Second, there’s a lot of wistful longing these days for a return to “normal.”  This type of talk is completely understandable, but it is also decidedly less than Christian.  For today’s passage reminds us that a return to “normal” is a return to the abnormality of a world that crucified and buried the Son of God when he walked among us.  While COVID has impacted all of our lives in countless ways, we must not forget the ones who have suffered and continue to suffer in silence in our midst at the hands of various other diseases, mental illness, financial instability, unspeakable tragedy, and a variety of other causes.  In our desire to return to normal, we run the risk of normalizing the various forms of oppression which undergird Western society.  We Christians should be the last to make these mistakes, for we are not a people of the past, but citizens of a future that has been cracked open by the power that rolled away the stone from the tomb of Christ.  Our hope is not for a return to 2019, but rather is a deep yearning for the coming of the Kingdom of God.  In the memorable words of Orthodox theologian David Bentley Hart, “Easter should make rebels of us all.”
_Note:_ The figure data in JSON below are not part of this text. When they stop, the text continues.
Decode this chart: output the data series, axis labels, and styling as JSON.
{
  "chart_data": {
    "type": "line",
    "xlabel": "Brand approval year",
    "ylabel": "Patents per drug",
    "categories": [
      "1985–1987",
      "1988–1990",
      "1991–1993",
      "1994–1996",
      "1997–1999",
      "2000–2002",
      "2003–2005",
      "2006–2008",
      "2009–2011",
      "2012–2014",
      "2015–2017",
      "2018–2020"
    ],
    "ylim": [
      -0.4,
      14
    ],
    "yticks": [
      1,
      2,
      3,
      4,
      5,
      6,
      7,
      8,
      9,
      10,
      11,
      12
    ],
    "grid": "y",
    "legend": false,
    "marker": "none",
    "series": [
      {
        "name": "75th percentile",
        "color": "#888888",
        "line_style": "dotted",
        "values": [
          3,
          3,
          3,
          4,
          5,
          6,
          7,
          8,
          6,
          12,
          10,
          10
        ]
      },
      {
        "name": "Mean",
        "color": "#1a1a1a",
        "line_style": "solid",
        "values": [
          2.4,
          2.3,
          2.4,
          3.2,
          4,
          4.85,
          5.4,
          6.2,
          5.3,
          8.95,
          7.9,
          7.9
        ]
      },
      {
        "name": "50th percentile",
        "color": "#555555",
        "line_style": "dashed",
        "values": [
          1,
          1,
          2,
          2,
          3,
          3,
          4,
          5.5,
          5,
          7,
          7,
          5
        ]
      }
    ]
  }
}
Finally, the apostle Paul declares how the same power that raised Jesus from the dead has been at work in his own life.  Prior to meeting the risen Lord on the Damascus Road, Paul himself was a pandemic unleashed upon the early Christian community, travelling from town to town placing the followers of the Way under lockdown and handing them over to death.  Now, through the grace of God, the man who once dealt death had become enlisted as an unlikely foot soldier in the cause of the Lord of Life.  Such reversals are par for the course in a Kingdom ruled by the slain, but risen, Lamb.  The current global pandemic may seem like an unlikely tableau for the display of the grace of God, but is it any more unlikely than the clay which was the life of a fanatical religious terrorist named Saul or the darkened canvass of a stone-cold Garden tomb?  Perhaps the crucial question then is not what does the Bible have to say about COVID?  But rather it is where is our gracious Lord at work even now piercing the darkness with the light of his risen life?  And having witnessed what he is up to in our virus-shattered world, will we heed his summons to join him and work with him, opening ourselves to the grace of God which works in and through us?  Consider carefully, for this is truly a matter of first importance.

 

 

3 thoughts on ““Of First Importance””

    1. Thanks Stan,
      I’ll have to look that up. I’m currently in the midst of reading Volume I of Barth in Conversation, which is quite wonderful.

  1. Rob,
    I enjoyed this very much. Many Christians emphasize ‘grace in us’ at the expense of ‘grace through us.’ May we realize both! Hope you and your precious family are doing well.